I have a magic stone. Oblong and deep gray, smoothed by years of massage by a local stream, the stone nestles well in a worried palm. That by itself makes it special, but not magical.
One day, while idly spinning it, it awoke. It spun a few circles, shuddered to a stop, then reversed itself and spun in the opposite direction.
I spun it again. Again, it rattled to a stop, and spun the other way. Spin. Wobble and rattle. Counterspin. I found myself a rattleback.
Rattlebacks have a long history. Stones of similar shape have been found buried in Egyptian tombs (hey, a good toy helps pass away eternity), and people have played with them long before anyone understood Newtonian physics.
The rattleback is also known as a "wobblestone" (for obvious reasons), and as a "celt." As per the OED Celt comes from the Latin word celtes, meaning stone chisel, and is used to describe certain chopping tools used by prehistoric peoples.

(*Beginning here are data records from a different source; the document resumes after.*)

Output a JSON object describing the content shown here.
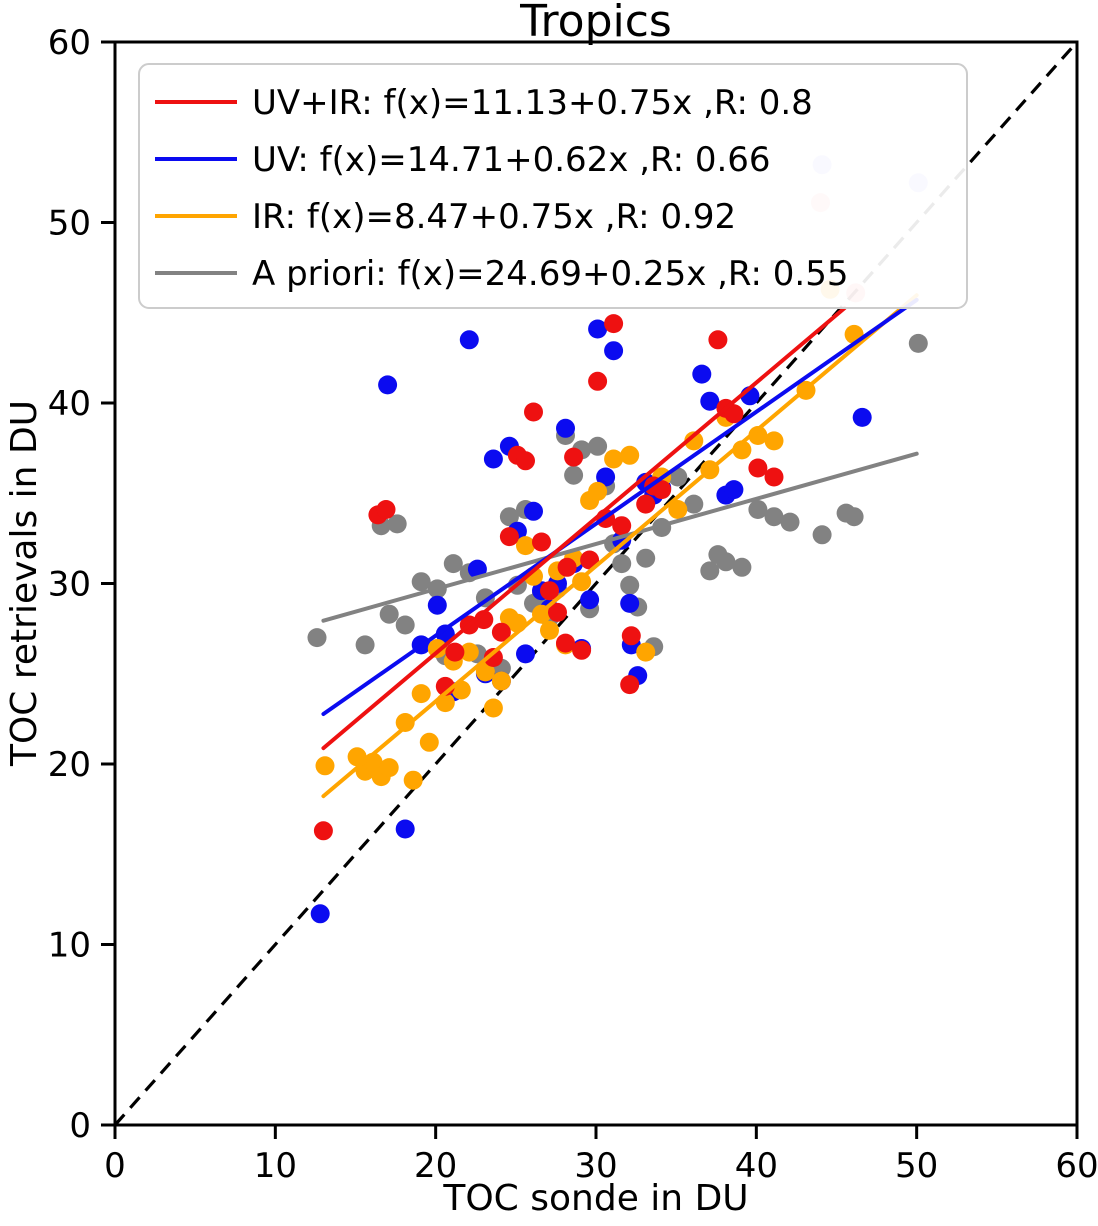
{
  "chart_data": {
    "type": "scatter",
    "title": "Tropics",
    "xlabel": "TOC sonde in DU",
    "ylabel": "TOC retrievals in DU",
    "xlim": [
      0,
      60
    ],
    "ylim": [
      0,
      60
    ],
    "xticks": [
      0,
      10,
      20,
      30,
      40,
      50,
      60
    ],
    "yticks": [
      0,
      10,
      20,
      30,
      40,
      50,
      60
    ],
    "grid": false,
    "legend_position": "upper left",
    "identity_line": {
      "from": [
        0,
        0
      ],
      "to": [
        60,
        60
      ],
      "color": "#000000",
      "style": "dashed"
    },
    "series": [
      {
        "name": "UV+IR",
        "label": "UV+IR: f(x)=11.13+0.75x ,R: 0.8",
        "color": "#ee1111",
        "intercept": 11.13,
        "slope": 0.75,
        "r": 0.8,
        "line_x": [
          13,
          45.5
        ],
        "points": [
          [
            13.0,
            16.3
          ],
          [
            16.4,
            33.8
          ],
          [
            16.9,
            34.1
          ],
          [
            20.6,
            24.3
          ],
          [
            21.2,
            26.2
          ],
          [
            22.1,
            27.7
          ],
          [
            23.0,
            28.0
          ],
          [
            23.6,
            25.9
          ],
          [
            24.1,
            27.3
          ],
          [
            24.6,
            32.6
          ],
          [
            25.1,
            37.1
          ],
          [
            25.6,
            36.8
          ],
          [
            26.1,
            39.5
          ],
          [
            26.6,
            32.3
          ],
          [
            27.1,
            29.6
          ],
          [
            27.6,
            28.4
          ],
          [
            28.1,
            26.7
          ],
          [
            28.2,
            30.9
          ],
          [
            28.6,
            37.0
          ],
          [
            29.1,
            26.3
          ],
          [
            29.6,
            31.3
          ],
          [
            30.1,
            41.2
          ],
          [
            30.6,
            33.6
          ],
          [
            31.1,
            44.4
          ],
          [
            31.6,
            33.2
          ],
          [
            32.1,
            24.4
          ],
          [
            32.2,
            27.1
          ],
          [
            33.1,
            34.4
          ],
          [
            33.6,
            35.4
          ],
          [
            34.1,
            35.2
          ],
          [
            37.6,
            43.5
          ],
          [
            38.1,
            39.7
          ],
          [
            38.6,
            39.4
          ],
          [
            40.1,
            36.4
          ],
          [
            41.1,
            35.9
          ],
          [
            44.0,
            51.1,
            0.35
          ],
          [
            46.2,
            46.1,
            0.45
          ]
        ]
      },
      {
        "name": "UV",
        "label": "UV: f(x)=14.71+0.62x ,R: 0.66",
        "color": "#0b0bf0",
        "intercept": 14.71,
        "slope": 0.62,
        "r": 0.66,
        "line_x": [
          13,
          50
        ],
        "points": [
          [
            12.8,
            11.7
          ],
          [
            18.1,
            16.4
          ],
          [
            17.0,
            41.0
          ],
          [
            19.1,
            26.6
          ],
          [
            20.1,
            28.8
          ],
          [
            20.6,
            27.2
          ],
          [
            21.1,
            24.0
          ],
          [
            22.1,
            43.5
          ],
          [
            22.6,
            30.8
          ],
          [
            23.1,
            25.0
          ],
          [
            23.6,
            36.9
          ],
          [
            24.1,
            24.6
          ],
          [
            24.6,
            37.6
          ],
          [
            25.1,
            32.9
          ],
          [
            25.6,
            26.1
          ],
          [
            26.1,
            34.0
          ],
          [
            26.6,
            29.6
          ],
          [
            27.1,
            28.6
          ],
          [
            27.6,
            30.0
          ],
          [
            28.1,
            38.6
          ],
          [
            28.6,
            31.1
          ],
          [
            29.1,
            26.4
          ],
          [
            29.6,
            29.1
          ],
          [
            30.1,
            44.1
          ],
          [
            30.6,
            35.9
          ],
          [
            31.1,
            42.9
          ],
          [
            31.6,
            32.4
          ],
          [
            32.1,
            28.9
          ],
          [
            32.2,
            26.6
          ],
          [
            32.6,
            24.9
          ],
          [
            33.1,
            35.6
          ],
          [
            33.6,
            34.9
          ],
          [
            34.1,
            35.3
          ],
          [
            36.6,
            41.6
          ],
          [
            37.1,
            40.1
          ],
          [
            38.1,
            34.9
          ],
          [
            38.6,
            35.2
          ],
          [
            39.6,
            40.4
          ],
          [
            46.6,
            39.2
          ],
          [
            44.1,
            53.2,
            0.3
          ],
          [
            50.1,
            52.2,
            0.3
          ]
        ]
      },
      {
        "name": "IR",
        "label": "IR: f(x)=8.47+0.75x ,R: 0.92",
        "color": "#ffa500",
        "intercept": 8.47,
        "slope": 0.75,
        "r": 0.92,
        "line_x": [
          13,
          50
        ],
        "points": [
          [
            13.1,
            19.9
          ],
          [
            15.1,
            20.4
          ],
          [
            15.6,
            19.6
          ],
          [
            16.1,
            20.1
          ],
          [
            16.6,
            19.3
          ],
          [
            17.1,
            19.8
          ],
          [
            18.1,
            22.3
          ],
          [
            18.6,
            19.1
          ],
          [
            19.1,
            23.9
          ],
          [
            19.6,
            21.2
          ],
          [
            20.1,
            26.4
          ],
          [
            20.6,
            23.4
          ],
          [
            21.1,
            25.7
          ],
          [
            21.6,
            24.1
          ],
          [
            22.1,
            26.2
          ],
          [
            23.1,
            25.1
          ],
          [
            23.6,
            23.1
          ],
          [
            24.1,
            24.6
          ],
          [
            24.6,
            28.1
          ],
          [
            25.1,
            27.8
          ],
          [
            25.6,
            32.1
          ],
          [
            26.1,
            30.4
          ],
          [
            26.6,
            28.3
          ],
          [
            27.1,
            27.4
          ],
          [
            27.6,
            30.7
          ],
          [
            28.1,
            26.6
          ],
          [
            28.6,
            31.4
          ],
          [
            29.1,
            30.1
          ],
          [
            29.6,
            34.6
          ],
          [
            30.1,
            35.1
          ],
          [
            31.1,
            36.9
          ],
          [
            32.1,
            37.1
          ],
          [
            33.1,
            26.2
          ],
          [
            34.1,
            35.9
          ],
          [
            35.1,
            34.1
          ],
          [
            36.1,
            37.9
          ],
          [
            37.1,
            36.3
          ],
          [
            38.1,
            39.2
          ],
          [
            39.1,
            37.4
          ],
          [
            40.1,
            38.2
          ],
          [
            41.1,
            37.9
          ],
          [
            43.1,
            40.7
          ],
          [
            44.6,
            46.3
          ],
          [
            46.1,
            43.8
          ]
        ]
      },
      {
        "name": "A priori",
        "label": "A priori: f(x)=24.69+0.25x ,R: 0.55",
        "color": "#828282",
        "intercept": 24.69,
        "slope": 0.25,
        "r": 0.55,
        "line_x": [
          13,
          50
        ],
        "points": [
          [
            12.6,
            27.0
          ],
          [
            15.6,
            26.6
          ],
          [
            16.6,
            33.2
          ],
          [
            17.1,
            28.3
          ],
          [
            17.6,
            33.3
          ],
          [
            18.1,
            27.7
          ],
          [
            19.1,
            30.1
          ],
          [
            20.1,
            29.7
          ],
          [
            20.6,
            26.0
          ],
          [
            21.1,
            31.1
          ],
          [
            22.1,
            30.6
          ],
          [
            22.6,
            26.1
          ],
          [
            23.1,
            29.2
          ],
          [
            24.1,
            25.3
          ],
          [
            24.6,
            33.7
          ],
          [
            25.1,
            29.9
          ],
          [
            25.6,
            34.1
          ],
          [
            26.1,
            28.9
          ],
          [
            26.6,
            29.4
          ],
          [
            27.1,
            28.1
          ],
          [
            27.6,
            29.7
          ],
          [
            28.1,
            38.2
          ],
          [
            28.6,
            36.0
          ],
          [
            29.1,
            37.4
          ],
          [
            29.6,
            28.6
          ],
          [
            30.1,
            37.6
          ],
          [
            30.6,
            35.4
          ],
          [
            31.1,
            32.2
          ],
          [
            31.6,
            31.1
          ],
          [
            32.1,
            29.9
          ],
          [
            32.6,
            28.7
          ],
          [
            33.1,
            31.4
          ],
          [
            33.6,
            26.5
          ],
          [
            34.1,
            33.1
          ],
          [
            35.1,
            35.9
          ],
          [
            36.1,
            34.4
          ],
          [
            37.1,
            30.7
          ],
          [
            37.6,
            31.6
          ],
          [
            38.1,
            31.2
          ],
          [
            39.1,
            30.9
          ],
          [
            40.1,
            34.1
          ],
          [
            41.1,
            33.7
          ],
          [
            42.1,
            33.4
          ],
          [
            44.1,
            32.7
          ],
          [
            45.6,
            33.9
          ],
          [
            46.1,
            33.7
          ],
          [
            50.1,
            43.3
          ]
        ]
      }
    ]
  }
}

I imagine a bored archaeologist spinning a celt as she sat in her tent during bad weather at a dig site. "Why, look, Professor James, this bloody implement is possessed!" If anyone has an idea of the real etymology, I would be much obliged.
You can find rattlebacks sold as scientific toys, sometimes at outrageous prices. Some rattleback merchants wrongly tout the toy as a model demonstrating the coriolis force. Even physicists have a time wrapping their minds around the toy's mechanics. Sir Hermann Bondi wrote: "Many people, even trained scientists, find it hard to understand that the behaviour of the toy doesn't violate the principle of conservation of angular momentum."
When I lend them to students, I try not to tell them what to do. Just let them play.